La taiga ussuriana se anima dos veces por día: antes de la salida del sol y a la hora de la puesta. Cuando abandonamos el campamento, el sol declinaba sobre el horizonte. Sus rayos dorados pasaban entre los troncos de los árboles, penetrando hasta los rincones más perdidos de la taiga. La selva, en este momento, era de una belleza admirable. Los cedros majestuosos parecían querer proteger con su follaje tupido a los jóvenes árboles. Los álamos, inmensos, tres veces seculares, de ramas nudosas, tenían la apariencia de disputar a las viejas encinas la supremacía de la solidez a toda prueba. Cerca de ellos, crecían tilos gigantes y palmeras de troncos enlazados. Más lejos, se advertía la silueta rechoncha de un tejo, después había abedules negros, alcornoques, arces amarillos y otros árboles, escondidos entre la maleza donde se entremezclaban cambrones, saúcos y cerezos silvestres.

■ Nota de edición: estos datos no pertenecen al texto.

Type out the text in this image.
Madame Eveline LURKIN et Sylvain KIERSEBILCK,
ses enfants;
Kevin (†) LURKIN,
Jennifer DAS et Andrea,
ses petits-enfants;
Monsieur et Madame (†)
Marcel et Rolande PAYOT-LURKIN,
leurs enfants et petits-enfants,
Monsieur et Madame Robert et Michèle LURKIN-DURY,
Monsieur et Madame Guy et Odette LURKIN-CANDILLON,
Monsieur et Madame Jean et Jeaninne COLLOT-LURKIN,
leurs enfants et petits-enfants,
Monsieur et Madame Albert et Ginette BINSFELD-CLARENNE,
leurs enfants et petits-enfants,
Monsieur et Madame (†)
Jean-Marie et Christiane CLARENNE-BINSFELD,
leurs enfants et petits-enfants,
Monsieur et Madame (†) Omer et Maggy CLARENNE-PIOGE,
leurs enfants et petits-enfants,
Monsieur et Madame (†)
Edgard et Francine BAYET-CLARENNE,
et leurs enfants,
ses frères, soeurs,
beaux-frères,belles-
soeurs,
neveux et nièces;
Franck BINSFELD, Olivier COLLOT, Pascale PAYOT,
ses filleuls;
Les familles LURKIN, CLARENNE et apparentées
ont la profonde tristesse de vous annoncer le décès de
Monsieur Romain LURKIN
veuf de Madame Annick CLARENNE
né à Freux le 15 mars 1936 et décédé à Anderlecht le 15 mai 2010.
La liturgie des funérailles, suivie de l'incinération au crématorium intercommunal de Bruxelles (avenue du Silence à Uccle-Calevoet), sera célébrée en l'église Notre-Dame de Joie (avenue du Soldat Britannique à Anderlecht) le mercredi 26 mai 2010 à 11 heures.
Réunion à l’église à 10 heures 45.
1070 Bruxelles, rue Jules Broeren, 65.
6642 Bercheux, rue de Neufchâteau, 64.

Yo andaba lentamente y me detenía a menudo para ponerme a escuchar. En cierto momento, me llegaron sonidos que parecían un graznido. Evité hacer ruido y advertí bien pronto un cuervo. Este dentirrostro, cuya talla sobrepasa mucho la de la corneja, da gritos muy variados, que pueden ser incluso agradables. El cuervo que tenía delante de mí estaba encaramado en lo alto de un árbol, donde parecía ejecutar un solo vocal; pude distinguir nueve motivos vocales diferentes. Pero cuando el pájaro advirtió mi presencia, tuvo miedo y se desprendió ágilmente de la rama para volar lejos.

En otro lugar, encontré primero un nido de pájaro carpintero, discretamente instalado entre la corteza del tronco de un árbol. A continuación, noté que este mismo pajarillo gris, alegre y animado, corría a lo largo del árbol para tantear la corteza con su pico largo y delgado. A veces, avanzaba volviéndose sobre el dorso y agarrándose con las patas a las ramas. Dos trepadores del Amur se agitaban al lado. Con un suave piar, examinaban ágilmente cada repliegue del árbol. Cada uno se servía de su pico para dar golpes, siempre oblicuos y no directos, tan pronto de un lado como de otro.